La véritable fin de la mission de conseil se situerait, dans une démarche d’intelligence collective authentique, à l’issue de ce que Martin Duval nomme la « Zone d’impact« . D’ailleurs, son propre raisonnement va dans ce sens puisqu’il préconise que 20% du total de l’effort de la mission porte sur cette partie.
Vers une approche intégrée plutôt que séquentielle
Une mission de conseil complète nécessite effectivement ces deux composantes : la consultation et l’accompagnement stratégique. Cependant, leur pertinence et leur pouvoir de transformation sont maximisés lorsqu’elles ne se succèdent pas mais cohabitent en permanence, et ce dès le départ de la mission.
Cette approche intégrée permet d’éviter le fameux et dénoncé « Fossé du Silence » en maintenant tout au long du processus cette « neutralité froide » qui confronte régulièrement les propositions émergentes à la réalité stratégique de l’organisation. Elle assure également une continuité dans l’accompagnement qui facilite l’appropriation et l’implémentation des décisions prises.

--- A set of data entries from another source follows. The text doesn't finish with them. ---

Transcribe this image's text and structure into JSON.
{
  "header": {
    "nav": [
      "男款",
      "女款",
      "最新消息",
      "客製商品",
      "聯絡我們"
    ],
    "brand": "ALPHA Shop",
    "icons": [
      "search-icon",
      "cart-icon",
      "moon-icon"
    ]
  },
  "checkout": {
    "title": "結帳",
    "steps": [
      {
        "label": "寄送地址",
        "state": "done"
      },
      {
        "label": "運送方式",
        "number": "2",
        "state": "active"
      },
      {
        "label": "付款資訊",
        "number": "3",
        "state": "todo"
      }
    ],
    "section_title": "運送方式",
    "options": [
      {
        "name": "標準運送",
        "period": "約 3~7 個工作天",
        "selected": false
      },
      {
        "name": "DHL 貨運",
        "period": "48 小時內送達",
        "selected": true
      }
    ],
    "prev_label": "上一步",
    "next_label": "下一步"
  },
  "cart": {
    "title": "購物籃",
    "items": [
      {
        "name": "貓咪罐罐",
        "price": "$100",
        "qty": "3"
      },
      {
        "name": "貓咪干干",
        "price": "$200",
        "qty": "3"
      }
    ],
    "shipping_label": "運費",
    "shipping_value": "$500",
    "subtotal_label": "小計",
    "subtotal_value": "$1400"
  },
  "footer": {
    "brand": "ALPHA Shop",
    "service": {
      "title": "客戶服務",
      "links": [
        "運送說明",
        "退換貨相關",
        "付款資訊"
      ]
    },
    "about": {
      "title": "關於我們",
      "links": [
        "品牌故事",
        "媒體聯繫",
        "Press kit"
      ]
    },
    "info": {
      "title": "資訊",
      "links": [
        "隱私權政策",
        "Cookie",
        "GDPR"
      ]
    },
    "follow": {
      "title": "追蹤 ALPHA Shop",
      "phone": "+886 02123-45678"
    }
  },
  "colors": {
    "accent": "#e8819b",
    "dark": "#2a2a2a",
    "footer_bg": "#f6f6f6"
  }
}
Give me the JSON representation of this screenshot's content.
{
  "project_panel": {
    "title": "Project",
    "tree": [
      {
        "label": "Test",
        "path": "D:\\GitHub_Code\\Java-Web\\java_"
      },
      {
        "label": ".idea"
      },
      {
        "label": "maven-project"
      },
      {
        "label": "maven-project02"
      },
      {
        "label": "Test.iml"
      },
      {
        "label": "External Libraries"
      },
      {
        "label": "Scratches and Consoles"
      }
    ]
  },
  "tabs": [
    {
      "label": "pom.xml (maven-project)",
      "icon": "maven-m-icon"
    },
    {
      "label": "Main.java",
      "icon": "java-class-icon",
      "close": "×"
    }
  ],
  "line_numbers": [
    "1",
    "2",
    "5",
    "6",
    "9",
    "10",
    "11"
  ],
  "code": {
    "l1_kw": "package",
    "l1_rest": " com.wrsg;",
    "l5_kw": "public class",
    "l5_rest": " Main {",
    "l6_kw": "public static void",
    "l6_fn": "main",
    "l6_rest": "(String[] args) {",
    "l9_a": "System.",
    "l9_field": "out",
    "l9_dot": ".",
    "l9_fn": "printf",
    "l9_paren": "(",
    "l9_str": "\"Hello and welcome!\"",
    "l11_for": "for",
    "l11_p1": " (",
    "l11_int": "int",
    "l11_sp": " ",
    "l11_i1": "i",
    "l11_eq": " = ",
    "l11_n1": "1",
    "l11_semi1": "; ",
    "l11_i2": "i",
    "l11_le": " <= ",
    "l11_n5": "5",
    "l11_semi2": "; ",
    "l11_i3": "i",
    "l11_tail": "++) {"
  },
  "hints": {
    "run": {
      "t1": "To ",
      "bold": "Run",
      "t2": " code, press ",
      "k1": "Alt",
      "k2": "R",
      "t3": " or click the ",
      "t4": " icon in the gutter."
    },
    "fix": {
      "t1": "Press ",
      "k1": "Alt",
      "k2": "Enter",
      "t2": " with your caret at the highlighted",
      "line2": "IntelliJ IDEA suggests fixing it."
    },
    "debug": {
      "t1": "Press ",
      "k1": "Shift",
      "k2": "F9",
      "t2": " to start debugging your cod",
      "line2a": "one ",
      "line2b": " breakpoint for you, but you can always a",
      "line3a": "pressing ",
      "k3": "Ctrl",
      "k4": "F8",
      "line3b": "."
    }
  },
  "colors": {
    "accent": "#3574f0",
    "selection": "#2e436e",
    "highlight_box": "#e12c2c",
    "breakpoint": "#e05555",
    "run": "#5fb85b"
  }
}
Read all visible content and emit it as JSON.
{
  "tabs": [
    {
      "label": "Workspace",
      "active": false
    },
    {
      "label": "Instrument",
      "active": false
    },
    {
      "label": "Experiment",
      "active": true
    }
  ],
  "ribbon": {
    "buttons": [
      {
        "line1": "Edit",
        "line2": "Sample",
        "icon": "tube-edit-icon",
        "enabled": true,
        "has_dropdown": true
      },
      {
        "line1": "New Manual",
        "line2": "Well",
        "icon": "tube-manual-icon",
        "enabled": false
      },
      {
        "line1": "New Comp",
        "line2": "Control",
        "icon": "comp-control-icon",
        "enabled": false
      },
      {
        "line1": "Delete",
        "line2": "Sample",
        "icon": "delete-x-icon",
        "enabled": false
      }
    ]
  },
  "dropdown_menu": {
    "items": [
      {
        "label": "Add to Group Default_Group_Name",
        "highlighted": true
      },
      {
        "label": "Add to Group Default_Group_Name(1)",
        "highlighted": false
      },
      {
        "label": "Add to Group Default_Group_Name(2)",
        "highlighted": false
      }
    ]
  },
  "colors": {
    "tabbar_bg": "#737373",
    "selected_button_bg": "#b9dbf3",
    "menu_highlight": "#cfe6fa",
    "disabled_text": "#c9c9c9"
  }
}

Conclusion : repenser les frontières du conseil
La réflexion initiée par Martin Duval nous invite à clarifier nos positionnements et nos pratiques. Plutôt que de séparer artificiellement consultation et coaching, ne devrions-nous pas concevoir le conseil comme un continuum où ces deux dimensions s’enrichissent mutuellement tout au long de la mission et de différencier enfin le conseil du consultant ?
C’est dans cette hybridation permanente que réside sans doute la valeur ajoutée d’un véritable conseil : être à la fois à l’écoute et dans la confrontation stratégique, facilitateur et challenger, accompagnateur de la réflexion collective et garant de son ancrage dans la réalité.